As tardes de Julia

Manhã, tarde e noite. Três distintas alturas do dia que provocam diferentes estímulos no ser humano. Há quem se sinta inspirado pela magia de um colorido amanhecer, quando os raios de sol rasgam o céu e dão o tiro de partida para mais uma jornada de trabalho ou lazer; há quem se deixe enamorar por um relaxante final de tarde numa esplanada com a sua alma gémea, à beira-mar, altura em que o astro-rei se despede para lá do horizonte e estende a alaranjada passadeira a um romântico programa nocturno; e há quem prefira o carácter misterioso da noite que tantas vezes serviu de palco para as mais imprevistas e frutíferas aventuras.
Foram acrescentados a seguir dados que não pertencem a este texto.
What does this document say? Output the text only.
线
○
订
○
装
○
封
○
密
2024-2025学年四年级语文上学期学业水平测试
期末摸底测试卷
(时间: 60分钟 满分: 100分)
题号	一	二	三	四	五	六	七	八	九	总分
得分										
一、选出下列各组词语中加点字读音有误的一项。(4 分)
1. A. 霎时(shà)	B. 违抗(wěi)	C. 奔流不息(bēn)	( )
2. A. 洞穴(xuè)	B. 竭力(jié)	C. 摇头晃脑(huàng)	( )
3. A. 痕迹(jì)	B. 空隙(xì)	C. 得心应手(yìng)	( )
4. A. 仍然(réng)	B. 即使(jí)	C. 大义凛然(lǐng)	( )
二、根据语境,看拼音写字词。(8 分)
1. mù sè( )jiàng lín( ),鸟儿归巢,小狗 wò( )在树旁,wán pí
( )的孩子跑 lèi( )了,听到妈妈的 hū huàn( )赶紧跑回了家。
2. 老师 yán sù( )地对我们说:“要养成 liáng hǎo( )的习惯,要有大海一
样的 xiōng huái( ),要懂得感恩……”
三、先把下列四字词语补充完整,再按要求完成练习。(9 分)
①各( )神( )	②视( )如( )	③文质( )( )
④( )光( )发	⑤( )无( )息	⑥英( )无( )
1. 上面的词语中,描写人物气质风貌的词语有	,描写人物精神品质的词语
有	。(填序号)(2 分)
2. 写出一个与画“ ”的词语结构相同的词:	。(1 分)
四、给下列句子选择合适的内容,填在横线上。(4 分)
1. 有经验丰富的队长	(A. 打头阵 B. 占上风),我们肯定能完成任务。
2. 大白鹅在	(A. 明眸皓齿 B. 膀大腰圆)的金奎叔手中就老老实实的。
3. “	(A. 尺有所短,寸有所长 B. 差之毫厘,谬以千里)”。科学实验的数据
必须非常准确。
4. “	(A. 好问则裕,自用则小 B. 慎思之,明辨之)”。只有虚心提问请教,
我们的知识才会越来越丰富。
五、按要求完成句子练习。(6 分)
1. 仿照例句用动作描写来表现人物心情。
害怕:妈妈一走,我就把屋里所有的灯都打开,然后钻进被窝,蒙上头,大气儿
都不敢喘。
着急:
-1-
E há quem não se identifique com uma – ou até mesmo todas – as etapas desta tríade. É o caso de Julia Holter. Em “So Humble the Afternoon”, a artista norte-americana deixa-se envolver nas vibrações quentes do sintetizador e nos timbres do mellotron para criar uma base reconfortante para depositar a sua voz e suavizar o “carácter áspero da tarde” que lhe parece sempre ser “a parte menos introspectiva e mais alienada do dia”, como é possível ler nas notas de edição. Holter vai ainda mais longe e faz coincidir a aura nebulosa do tema – originalmente editado em 2018 como parte da série de singles da Adult Swim e colocado agora em todas as plataformas digitais – com este tempo “infinitamente apocalíptico”, referindo-se, claro, ao paradigma actual e a toda a nova normalidade causada por toda esta situação pandémica.